Pfeil A, Oelzner P, Bornholdt K, Hansch A, Lehmann G, Renz DM, Wolf G, Böttcher J - Arthritis Res. Ther. (2013)

Bottom Line: Additionally, the potential of the Z-Score regarding the differentiation of therapeutic effects on joint space widths in patients under a therapy of methotrexate versus leflunomide was performed.The Z-Scores of finger articulations in patients with RA were generally decreased.The proximal-interphalangeal joints also revealed a significant reduction of the Z-Score (-0.96±0.31 standard deviations).

View Article: PubMed Central - HTML - PubMed

ABSTRACT

Introduction: The aim of this study was to assess a novel approach for the quantification of finger joint space narrowing and joint destruction in patients with rheumatoid arthritis (RA) focusing on the peripheral hand articulations.

Methods: A total of 280 patients with verified RA underwent computerized semi-automated measurements of joint space distance at the finger articulations based on radiographs. The Z-Score, which can differentiate between joint space alterations caused by RA versus age/gender-related changes, was calculated as a comparative parameter. The severity of joint space narrowing was also quantified by the Sharp Score. Sensitivity and specificity of the Z-Score (based on joint space widths differentiated for each peripheral finger joint) were evaluated to reveal the potential for the occurrence of erosions. Additionally, the potential of the Z-Score regarding the differentiation of therapeutic effects on joint space widths in patients under a therapy of methotrexate versus leflunomide was performed.

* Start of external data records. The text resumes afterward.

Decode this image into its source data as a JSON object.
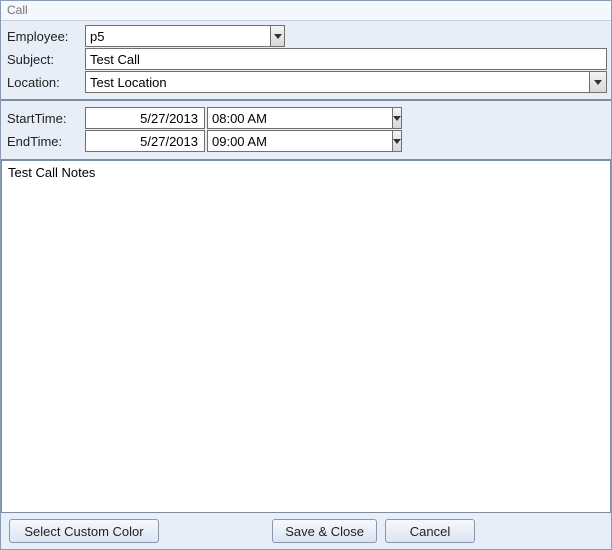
{
  "title": "Call",
  "labels": {
    "employee": "Employee:",
    "subject": "Subject:",
    "location": "Location:",
    "startTime": "StartTime:",
    "endTime": "EndTime:"
  },
  "fields": {
    "employee": "p5",
    "subject": "Test Call",
    "location": "Test Location",
    "startDate": "5/27/2013",
    "startTime": "08:00 AM",
    "endDate": "5/27/2013",
    "endTime": "09:00 AM",
    "notes": "Test Call Notes"
  },
  "buttons": {
    "selectColor": "Select Custom Color",
    "saveClose": "Save & Close",
    "cancel": "Cancel"
  }
}
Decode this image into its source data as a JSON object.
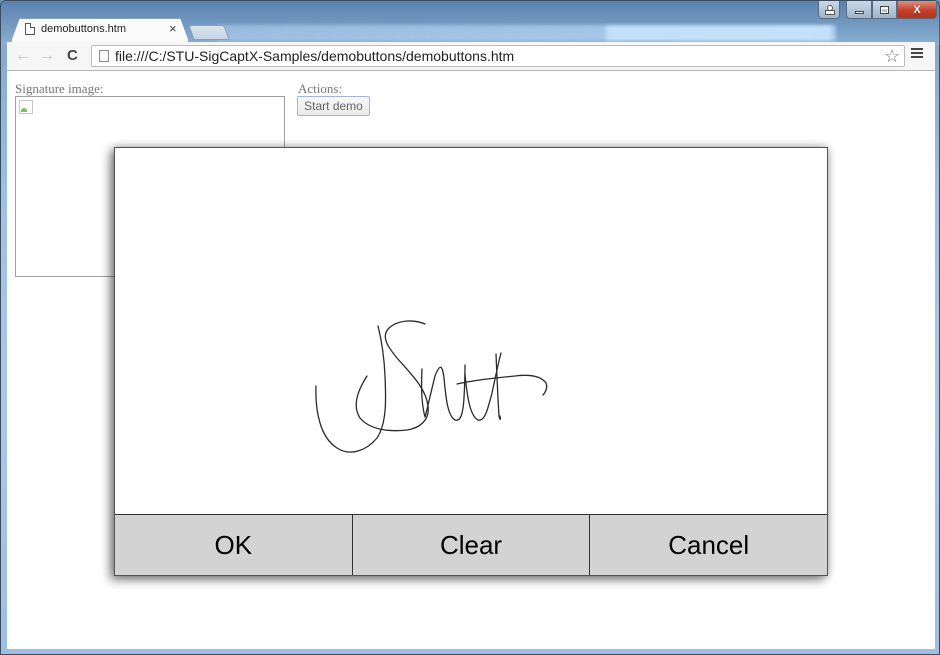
{
  "browser": {
    "tabs": [
      {
        "title": "demobuttons.htm",
        "active": true
      }
    ],
    "address": "file:///C:/STU-SigCaptX-Samples/demobuttons/demobuttons.htm",
    "icons": {
      "back": "arrow-left-icon",
      "forward": "arrow-right-icon",
      "reload": "reload-icon",
      "bookmark": "star-icon",
      "menu": "hamburger-menu-icon",
      "tab_close": "close-icon"
    },
    "glyphs": {
      "back": "←",
      "forward": "→",
      "reload": "C",
      "bookmark": "☆",
      "tab_close": "×",
      "window_close": "X"
    }
  },
  "page": {
    "signature_label": "Signature image:",
    "actions_label": "Actions:",
    "start_demo_label": "Start demo"
  },
  "signature_pad": {
    "buttons": [
      {
        "label": "OK"
      },
      {
        "label": "Clear"
      },
      {
        "label": "Cancel"
      }
    ],
    "button_color": "#d3d3d3",
    "ink_color": "#2a2a2a"
  }
}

Results: The Z-Scores of finger articulations in patients with RA were generally decreased. Metacarpal-phalangeal (MCP) joint articulations showed a continuous significant decline of -1.65±0.30 standard deviations dependent on the Sharp Score. The proximal-interphalangeal joints also revealed a significant reduction of the Z-Score (-0.96±0.31 standard deviations). The sensitivity and specificity of MCP joint space distance for the detection of erosions were 85.4% versus 55.2%. The Sharp Score for joint space narrowing was not able to detect different treatments, whereas an accentuated stabilization of joint space narrowing could be identified for the Z-Score of the MCP joints in patients treated with leflunomide and methotrexate.

Conclusion: The Z-Scoring method based on computer-aided analysis of joint space widths was able to reliably quantify severity-dependent joint space narrowing in RA patients. In the future, calculation of a Z-Score based on gender-specific and age-specific reference data shows the potential for a surrogate marker of RA progression that comprehends the early identification of patients with RA, and in particular those with erosive course of the disease, enabling a timely therapeutic strategy for cartilage protection.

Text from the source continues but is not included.